Valuation Flashcards
Talk me through your valuation for the current interest?
For the current interest I established it was under rented so used the term and reversion technique.
I assumed Havenbooks would vacate at the end of the term, so capitalised the term rent until lease expiry.
Due to poor reletting prospects, I assumed a 2 year void period and therefore capitalised the reversionary rent of £65,000 in perpetuity, but deferred 6 years. I increased the yield to reflect the additional risk associated with empty property.
Talk me through your valuation for the proposed interest?
- Accounted for rent free periods and stepped rent structures at the start of the lease term. Specifically with Hayley’s where rent was stepped over first 4 years, so capitalised each years rent but deferred for amount of years until client starts receiving that rent to take into account time value of money.
- Capitalised headline rents to to the end of the lease term. Adjusted yield slightly to take into account additional risk at lease expiry, and capitalised in perpetuity.
Tell me about your comparable analysis?
The best comparable I found was on the same estate with similar construction and internal specification.

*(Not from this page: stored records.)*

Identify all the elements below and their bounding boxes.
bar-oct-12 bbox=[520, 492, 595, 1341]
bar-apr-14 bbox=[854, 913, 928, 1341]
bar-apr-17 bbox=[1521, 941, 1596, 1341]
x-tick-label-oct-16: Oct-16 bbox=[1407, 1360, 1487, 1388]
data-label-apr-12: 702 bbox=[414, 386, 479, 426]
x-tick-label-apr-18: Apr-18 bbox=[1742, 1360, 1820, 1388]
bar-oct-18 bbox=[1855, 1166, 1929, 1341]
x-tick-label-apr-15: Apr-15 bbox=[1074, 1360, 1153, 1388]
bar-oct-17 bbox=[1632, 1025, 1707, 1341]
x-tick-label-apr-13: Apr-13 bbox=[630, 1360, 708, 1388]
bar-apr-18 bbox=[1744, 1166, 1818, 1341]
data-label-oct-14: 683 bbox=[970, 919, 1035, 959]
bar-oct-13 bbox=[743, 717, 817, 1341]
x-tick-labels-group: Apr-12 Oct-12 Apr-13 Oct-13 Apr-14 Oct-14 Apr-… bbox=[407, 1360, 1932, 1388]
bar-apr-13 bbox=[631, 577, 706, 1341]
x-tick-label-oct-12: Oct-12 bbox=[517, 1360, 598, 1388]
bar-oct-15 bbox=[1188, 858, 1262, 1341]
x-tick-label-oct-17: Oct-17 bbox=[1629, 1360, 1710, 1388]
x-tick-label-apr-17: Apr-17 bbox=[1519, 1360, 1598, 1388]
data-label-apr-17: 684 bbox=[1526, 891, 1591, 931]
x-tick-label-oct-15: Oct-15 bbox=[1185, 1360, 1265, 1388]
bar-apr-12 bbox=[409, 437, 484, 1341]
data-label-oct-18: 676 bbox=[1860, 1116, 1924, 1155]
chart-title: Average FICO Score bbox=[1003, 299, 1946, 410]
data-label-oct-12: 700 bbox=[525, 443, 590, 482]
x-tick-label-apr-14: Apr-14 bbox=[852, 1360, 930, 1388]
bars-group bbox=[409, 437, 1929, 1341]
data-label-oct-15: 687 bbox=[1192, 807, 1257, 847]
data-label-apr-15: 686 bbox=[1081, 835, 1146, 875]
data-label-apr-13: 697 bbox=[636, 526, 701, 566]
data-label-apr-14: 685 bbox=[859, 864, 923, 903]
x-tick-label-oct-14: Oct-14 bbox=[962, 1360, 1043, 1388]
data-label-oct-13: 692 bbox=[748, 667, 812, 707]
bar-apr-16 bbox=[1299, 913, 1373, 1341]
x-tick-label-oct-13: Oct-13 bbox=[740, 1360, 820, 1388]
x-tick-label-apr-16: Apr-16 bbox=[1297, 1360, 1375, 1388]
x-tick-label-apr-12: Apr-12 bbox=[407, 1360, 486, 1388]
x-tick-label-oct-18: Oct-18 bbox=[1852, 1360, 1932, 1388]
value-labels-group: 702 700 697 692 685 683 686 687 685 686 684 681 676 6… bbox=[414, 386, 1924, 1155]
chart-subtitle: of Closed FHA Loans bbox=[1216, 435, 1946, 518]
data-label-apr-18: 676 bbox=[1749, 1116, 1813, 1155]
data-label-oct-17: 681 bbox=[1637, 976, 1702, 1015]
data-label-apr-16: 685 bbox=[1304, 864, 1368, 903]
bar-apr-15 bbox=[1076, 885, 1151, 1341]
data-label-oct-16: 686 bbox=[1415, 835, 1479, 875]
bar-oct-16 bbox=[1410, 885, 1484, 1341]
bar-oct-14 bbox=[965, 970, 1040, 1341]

It let for £2.50 per sq.ft, however this had 2x the site area than the subject property, therefore I deducted 7.5% to reflect this.
Justify the yields used?
Existing interest
- Second hand large industrial properties with a low eaves.
- Judged 11% was appropriate for the term considering Havenbooks struggling financially and forthcoming break option.
- Used 12% for reversion to account for increased risk with empty property and the poor re-letting prospects.
Proposed interest
- Looked at all risk yields for newer and refurbished properties with similar specification.
- Judged 8.5% was appropriate considering Hayley’s are of a strong covenant strength and secure lease terms agreed.
- 10% for Havenbooks due to a poorer covenant strength and risk of defaulting was greater. Adopted 11% at reversion due to obsolescence and the fact E-Commerce is likely to reduce Havenbooks need for warehouse space.
Why do they vary?
I increased the yield for Havenbooks because they were a weaker covenant and the property was more obsolete than Hayley’s..
What is the usual treatment of the difference in a present = proposed valuation?
The difference would usually be split according to the strength of each others negotiating position.
Where was the increased freehold value relevant to your client?
Asset valuations
How did you calculate the net effective rent on the rent free period agreed with Hayley’s?
I used a straight line approach up by calculating the total rent receivable over the term and then deducting the incentive of £80,000 before dividing the remaining amount by the number of term years.
What was the Net Effective Rent?
£20,833 (£3.47 per sq.ft)
What is the valuation principle driving surrender and renewal calculations?
The principle is that either party shall be no worse off as a result of the surrender and renewal.
There are four calculations to this. Tenants present interest, tenants proposed interest, landlords present interest and landlords proposed interest.
Was there any premium associated with this deal?
No, the benefit for my client was that they were able to secure the income from the property on where the
Describe the valuations at Appendix F?
The valuations are investment valuations using the term and reversion technique.
They based on the existing interest with Havenbooks before the surrender and renewal happened and then the second valuations shows what impact the proposed surrender and renewal and subsequent lease terms would have on my clients freehold value.